Kota Jakarta memiliki kesamaan dengan
kota-kota lainnya yang memerlukan akses air bersih yang memadai, apalagi dengan
jumlah populasinya yang semakin membengkak. Beban populasi Jakarta ternyata
juga memiliki imbas positif dalam hal perkembangan ekonomi daerah ini. Dari
hasil keputusan yang perkumpulan negara-negara se-Asia Tenggara, Singapura,
Jakarta dan Kuala Lumpur ditetapkan sebagai prominent hub di wilayah ASEAN. ASEAN
Community yang akan diimplementasikan pada tahun 2015 mendatang menuntut
Jakarta untuk setara dengan European Community baik dalam hal ekonomi dan
pembangunan yang berkelanjutan. Pada tahun 2015 mendatang diharapkan Jakarta
dapat menjadi prominent hub dari ASEAN Community bersama Singapura dan Kuala
Lumpur. Dalam hal perkembangannya Jakarta dituntut untuk terus melangkah lebih
cepat dibandingkan dengan ibukota negara-negara di ASEAN lainnya agar posisinya
tidak tergantikan dengan negara lain. Seiring perkembangannya, hingga saat ini
Jakarta tengah mengalami tiga masalah terbesar yang tengah dihadapi yakni
implementasi pertumbuhan kota yang berbeda dengan rancangan tata kota, populasi
yang terus berkembang dan masalah air bersih. Oleh sebab itu, permasalahan
terkait air bersih di Jakarta yang nantinya akan menjadi daerah prominent hub
sangat penting diselesaikan secara saksama. Permasalahan air bersih mulai
menjadi perhatian pemerintah sejak tahun 1997 dengan adanya permbentukan
kerjasama antara PD PAM dengan Lyonnaise des Eaux (sekarang Suez Environment)
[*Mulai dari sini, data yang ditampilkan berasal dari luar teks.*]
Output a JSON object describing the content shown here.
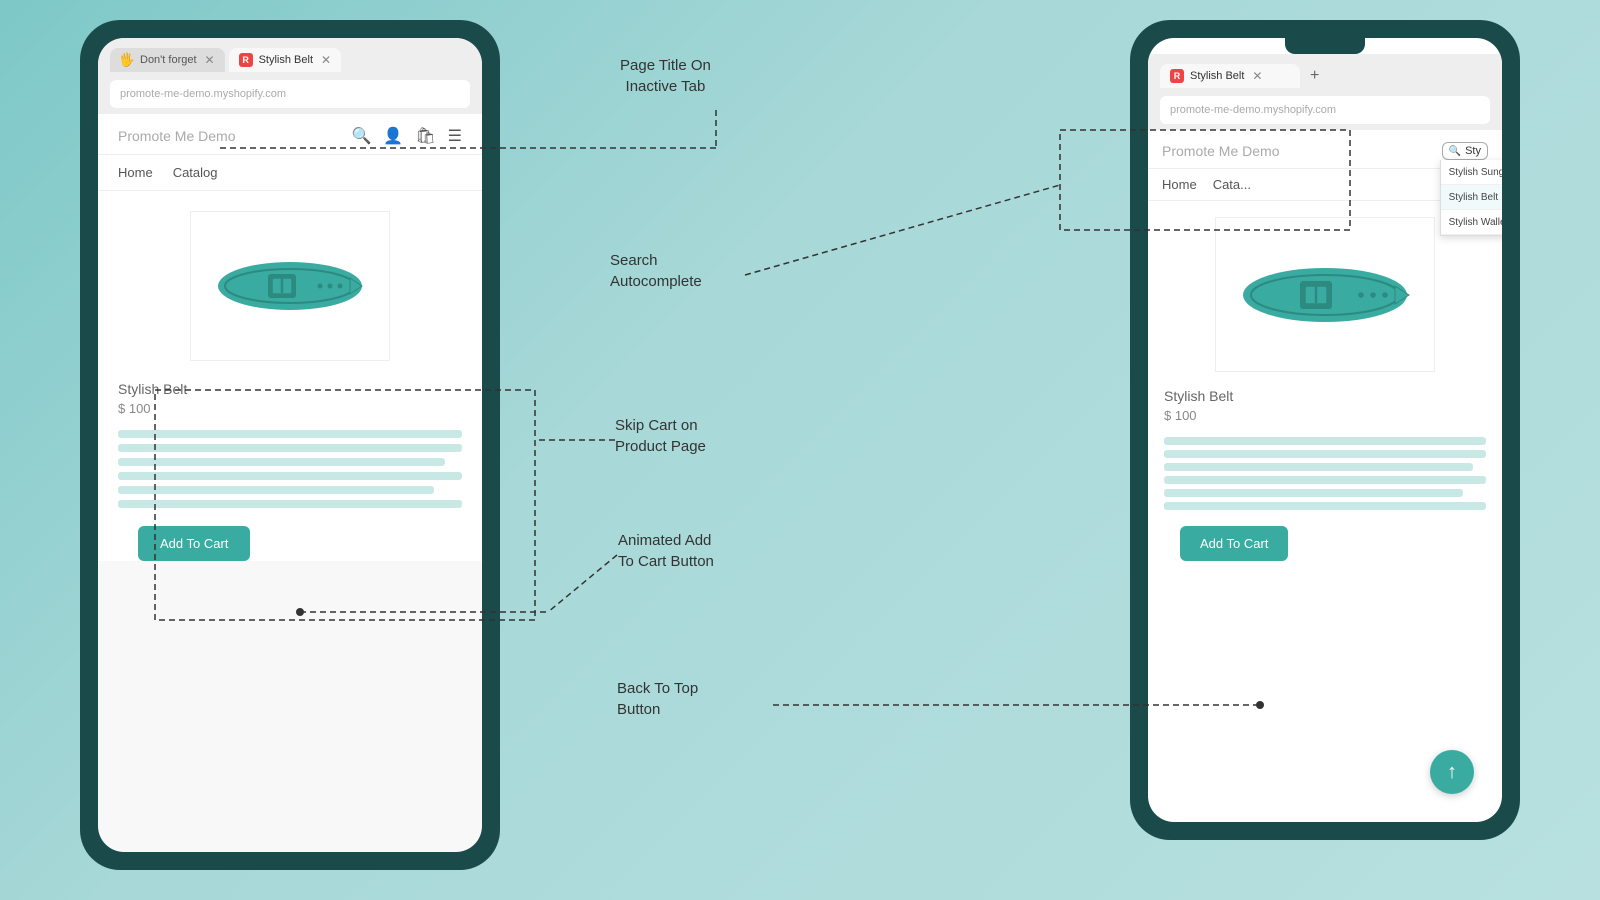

dari Perancis dan Thames Water International dari Inggris. Namun, kerjasama
yang dilakukan tidak mendapat hasil yang maksimal karena saat ini masih
terdapat beberapa permasalahan terkait sumber air bersih Jakarta.
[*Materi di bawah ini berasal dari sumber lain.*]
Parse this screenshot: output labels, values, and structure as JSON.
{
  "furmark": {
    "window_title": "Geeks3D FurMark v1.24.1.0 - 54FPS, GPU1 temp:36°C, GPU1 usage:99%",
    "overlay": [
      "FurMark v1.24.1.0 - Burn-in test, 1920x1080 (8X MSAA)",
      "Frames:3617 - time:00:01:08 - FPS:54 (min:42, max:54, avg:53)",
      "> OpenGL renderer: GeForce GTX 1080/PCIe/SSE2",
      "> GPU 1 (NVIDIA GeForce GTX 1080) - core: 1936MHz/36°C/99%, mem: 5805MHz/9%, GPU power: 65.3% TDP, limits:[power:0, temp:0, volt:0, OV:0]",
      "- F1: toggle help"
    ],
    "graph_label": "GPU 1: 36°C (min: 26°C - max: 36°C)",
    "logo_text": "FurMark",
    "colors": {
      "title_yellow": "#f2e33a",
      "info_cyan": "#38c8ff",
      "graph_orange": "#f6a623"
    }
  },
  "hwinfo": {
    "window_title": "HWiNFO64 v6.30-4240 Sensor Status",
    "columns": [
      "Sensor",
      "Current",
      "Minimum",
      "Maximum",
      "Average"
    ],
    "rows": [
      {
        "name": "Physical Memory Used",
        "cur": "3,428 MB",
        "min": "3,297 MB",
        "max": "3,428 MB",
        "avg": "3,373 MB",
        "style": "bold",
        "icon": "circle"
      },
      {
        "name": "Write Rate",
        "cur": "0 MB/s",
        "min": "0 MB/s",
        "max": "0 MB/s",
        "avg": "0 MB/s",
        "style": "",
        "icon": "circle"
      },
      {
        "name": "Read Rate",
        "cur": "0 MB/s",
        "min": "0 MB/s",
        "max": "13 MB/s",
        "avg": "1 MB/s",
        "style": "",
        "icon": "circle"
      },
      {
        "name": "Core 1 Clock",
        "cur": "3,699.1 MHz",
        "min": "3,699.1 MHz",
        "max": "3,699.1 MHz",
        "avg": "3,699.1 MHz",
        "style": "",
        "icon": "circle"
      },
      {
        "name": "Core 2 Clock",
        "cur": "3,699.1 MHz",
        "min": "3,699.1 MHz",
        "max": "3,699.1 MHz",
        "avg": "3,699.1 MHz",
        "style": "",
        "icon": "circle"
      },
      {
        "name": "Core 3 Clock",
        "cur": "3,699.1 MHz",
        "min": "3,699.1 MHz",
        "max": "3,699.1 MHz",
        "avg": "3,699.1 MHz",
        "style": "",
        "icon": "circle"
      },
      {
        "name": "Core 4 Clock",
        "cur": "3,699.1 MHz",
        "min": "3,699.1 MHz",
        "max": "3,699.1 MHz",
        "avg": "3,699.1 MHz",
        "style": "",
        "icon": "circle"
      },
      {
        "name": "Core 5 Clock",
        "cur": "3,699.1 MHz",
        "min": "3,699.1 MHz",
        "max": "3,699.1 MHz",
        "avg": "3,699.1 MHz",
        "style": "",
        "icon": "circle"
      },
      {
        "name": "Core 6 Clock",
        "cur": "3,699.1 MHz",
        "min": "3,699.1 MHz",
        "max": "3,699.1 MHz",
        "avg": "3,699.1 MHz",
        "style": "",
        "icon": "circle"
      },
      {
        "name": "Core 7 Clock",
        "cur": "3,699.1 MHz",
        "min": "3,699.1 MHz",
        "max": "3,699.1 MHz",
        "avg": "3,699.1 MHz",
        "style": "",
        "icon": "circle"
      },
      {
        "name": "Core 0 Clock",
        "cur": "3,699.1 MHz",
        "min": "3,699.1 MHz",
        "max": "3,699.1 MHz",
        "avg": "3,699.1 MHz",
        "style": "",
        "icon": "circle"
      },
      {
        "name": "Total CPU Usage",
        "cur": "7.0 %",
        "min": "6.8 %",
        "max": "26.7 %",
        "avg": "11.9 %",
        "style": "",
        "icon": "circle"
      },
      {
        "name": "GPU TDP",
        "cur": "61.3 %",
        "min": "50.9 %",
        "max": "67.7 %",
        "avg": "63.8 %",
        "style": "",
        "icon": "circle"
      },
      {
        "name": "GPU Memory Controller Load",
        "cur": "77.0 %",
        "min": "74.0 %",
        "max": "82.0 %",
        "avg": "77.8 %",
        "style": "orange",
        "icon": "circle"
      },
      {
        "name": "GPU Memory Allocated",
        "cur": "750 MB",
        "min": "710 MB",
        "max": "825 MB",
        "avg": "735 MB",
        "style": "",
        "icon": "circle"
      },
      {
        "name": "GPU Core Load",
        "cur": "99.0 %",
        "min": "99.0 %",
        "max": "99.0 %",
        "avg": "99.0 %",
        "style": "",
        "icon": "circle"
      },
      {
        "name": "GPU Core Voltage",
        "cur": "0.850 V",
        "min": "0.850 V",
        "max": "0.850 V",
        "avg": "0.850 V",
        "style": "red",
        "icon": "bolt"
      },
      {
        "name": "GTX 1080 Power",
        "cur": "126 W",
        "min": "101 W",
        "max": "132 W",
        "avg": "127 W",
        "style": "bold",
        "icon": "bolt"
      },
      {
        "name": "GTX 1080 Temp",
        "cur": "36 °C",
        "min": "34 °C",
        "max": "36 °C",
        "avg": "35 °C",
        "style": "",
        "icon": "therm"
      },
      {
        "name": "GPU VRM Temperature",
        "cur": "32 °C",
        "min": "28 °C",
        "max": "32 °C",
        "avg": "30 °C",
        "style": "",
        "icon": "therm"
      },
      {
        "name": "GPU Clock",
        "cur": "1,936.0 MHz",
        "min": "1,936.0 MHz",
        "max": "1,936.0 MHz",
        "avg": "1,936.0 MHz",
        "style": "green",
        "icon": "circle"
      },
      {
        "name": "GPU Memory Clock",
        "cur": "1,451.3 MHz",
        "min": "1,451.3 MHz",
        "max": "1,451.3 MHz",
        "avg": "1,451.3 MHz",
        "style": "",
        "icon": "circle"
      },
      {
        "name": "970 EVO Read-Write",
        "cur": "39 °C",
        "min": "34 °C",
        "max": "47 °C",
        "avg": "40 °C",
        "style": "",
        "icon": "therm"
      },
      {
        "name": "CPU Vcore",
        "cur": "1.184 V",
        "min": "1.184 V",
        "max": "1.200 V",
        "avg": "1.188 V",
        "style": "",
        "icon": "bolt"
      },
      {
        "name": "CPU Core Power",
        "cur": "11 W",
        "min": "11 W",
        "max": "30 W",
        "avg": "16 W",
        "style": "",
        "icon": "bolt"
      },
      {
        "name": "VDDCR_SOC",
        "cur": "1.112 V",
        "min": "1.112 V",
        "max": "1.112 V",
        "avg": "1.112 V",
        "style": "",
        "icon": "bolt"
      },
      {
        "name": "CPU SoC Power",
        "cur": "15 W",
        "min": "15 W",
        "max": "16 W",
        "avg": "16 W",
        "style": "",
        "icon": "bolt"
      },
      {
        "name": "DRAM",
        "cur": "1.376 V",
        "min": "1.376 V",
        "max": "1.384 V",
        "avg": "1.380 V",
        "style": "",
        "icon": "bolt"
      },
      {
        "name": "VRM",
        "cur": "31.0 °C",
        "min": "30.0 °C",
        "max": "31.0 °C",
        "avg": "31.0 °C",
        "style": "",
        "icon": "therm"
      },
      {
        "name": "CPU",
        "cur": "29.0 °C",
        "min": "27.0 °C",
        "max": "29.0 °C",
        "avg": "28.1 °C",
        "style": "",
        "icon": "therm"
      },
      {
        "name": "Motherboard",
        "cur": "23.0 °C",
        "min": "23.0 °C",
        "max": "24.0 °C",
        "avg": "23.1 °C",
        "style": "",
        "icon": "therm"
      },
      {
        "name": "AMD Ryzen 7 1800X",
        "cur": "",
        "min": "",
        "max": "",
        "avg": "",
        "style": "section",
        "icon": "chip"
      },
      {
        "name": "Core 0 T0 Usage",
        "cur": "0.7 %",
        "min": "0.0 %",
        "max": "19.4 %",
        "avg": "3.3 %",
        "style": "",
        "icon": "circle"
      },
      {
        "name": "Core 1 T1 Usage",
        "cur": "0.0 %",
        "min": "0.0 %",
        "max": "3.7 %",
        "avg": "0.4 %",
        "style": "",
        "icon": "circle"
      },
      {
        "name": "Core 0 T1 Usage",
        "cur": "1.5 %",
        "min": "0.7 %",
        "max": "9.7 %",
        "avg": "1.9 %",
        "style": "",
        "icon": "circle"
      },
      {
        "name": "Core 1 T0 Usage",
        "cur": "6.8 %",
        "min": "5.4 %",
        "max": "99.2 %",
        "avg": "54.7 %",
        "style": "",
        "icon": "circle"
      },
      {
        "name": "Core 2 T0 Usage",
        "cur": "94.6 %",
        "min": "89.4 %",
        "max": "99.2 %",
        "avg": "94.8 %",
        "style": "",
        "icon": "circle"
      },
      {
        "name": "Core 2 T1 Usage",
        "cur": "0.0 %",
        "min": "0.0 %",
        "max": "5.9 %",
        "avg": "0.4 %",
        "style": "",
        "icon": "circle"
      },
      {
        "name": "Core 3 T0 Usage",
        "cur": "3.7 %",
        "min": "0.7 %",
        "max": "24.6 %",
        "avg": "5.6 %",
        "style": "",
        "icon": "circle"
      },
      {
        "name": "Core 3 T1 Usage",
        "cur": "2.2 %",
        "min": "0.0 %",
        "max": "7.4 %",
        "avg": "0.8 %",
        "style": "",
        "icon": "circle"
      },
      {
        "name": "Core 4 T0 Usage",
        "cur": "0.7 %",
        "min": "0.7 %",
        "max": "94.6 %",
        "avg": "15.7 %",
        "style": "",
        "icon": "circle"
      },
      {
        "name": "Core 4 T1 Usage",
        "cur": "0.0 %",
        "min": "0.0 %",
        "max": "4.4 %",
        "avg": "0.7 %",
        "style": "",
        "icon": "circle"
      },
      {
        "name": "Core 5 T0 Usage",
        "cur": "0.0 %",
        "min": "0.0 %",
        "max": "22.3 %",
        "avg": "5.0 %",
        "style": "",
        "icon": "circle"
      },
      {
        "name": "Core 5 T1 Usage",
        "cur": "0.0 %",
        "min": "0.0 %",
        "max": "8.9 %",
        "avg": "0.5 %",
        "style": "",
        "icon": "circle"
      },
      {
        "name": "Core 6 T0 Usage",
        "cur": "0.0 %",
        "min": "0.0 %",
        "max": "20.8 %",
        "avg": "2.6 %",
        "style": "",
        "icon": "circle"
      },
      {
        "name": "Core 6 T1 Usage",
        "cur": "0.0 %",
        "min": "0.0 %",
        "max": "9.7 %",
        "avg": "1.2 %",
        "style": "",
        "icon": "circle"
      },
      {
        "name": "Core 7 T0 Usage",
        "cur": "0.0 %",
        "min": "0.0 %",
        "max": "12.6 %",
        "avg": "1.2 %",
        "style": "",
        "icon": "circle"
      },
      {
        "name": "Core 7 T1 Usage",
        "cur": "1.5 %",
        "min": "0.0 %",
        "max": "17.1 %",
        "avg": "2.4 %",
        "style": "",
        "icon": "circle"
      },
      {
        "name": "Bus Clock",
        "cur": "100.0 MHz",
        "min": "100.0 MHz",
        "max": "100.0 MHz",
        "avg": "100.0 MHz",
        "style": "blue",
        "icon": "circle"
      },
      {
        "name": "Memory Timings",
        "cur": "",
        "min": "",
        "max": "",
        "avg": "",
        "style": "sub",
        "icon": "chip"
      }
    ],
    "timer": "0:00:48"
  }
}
Berbicara mengenai air bersih sama
halnya dengan berbicara tentang kehidupan di masa yang akan datang. Air bersih
merupakan kebutuhan yang sangat vital dalam kehidupan. Ketersediaan air bersih
disetarakan dengan pemenuhan kebutuhan hak asasi setiap manusia. Hal ini
terlihat juga dalam UUD 1945 pasal 33 yang menyatakan bahwa segala sumber daya
yang memenuhi hajat hidup orang banyak dikelola oleh negara. Oleh sebab itu
penting bagi pemerintah untuk melaksanakan program pembangunan yang
berkelanjutan, dimana nanti pelaksanaannya juga bergantung pada aspirasi
masyarakat dan pihak ketiga yang berkepentingan. Berdasarkan hasil perkiraan
para ahli, dari sejumlah besar kebutuhan air bersih yang dibutuhkan Jakarta
saat ini baru 33%-nya yang dapat dipenuhi oleh PAM Jaya. Hal ini dapat terjadi
karena semakin hari semakin banyak permintaan (demand) air bersih baik dari
segi kuantitas (akibat pertumbuhan populasi dan ekonomi) dan kualitas (semakin
kritisnya konsumen dan aktivitas kota yang semakin kompleks).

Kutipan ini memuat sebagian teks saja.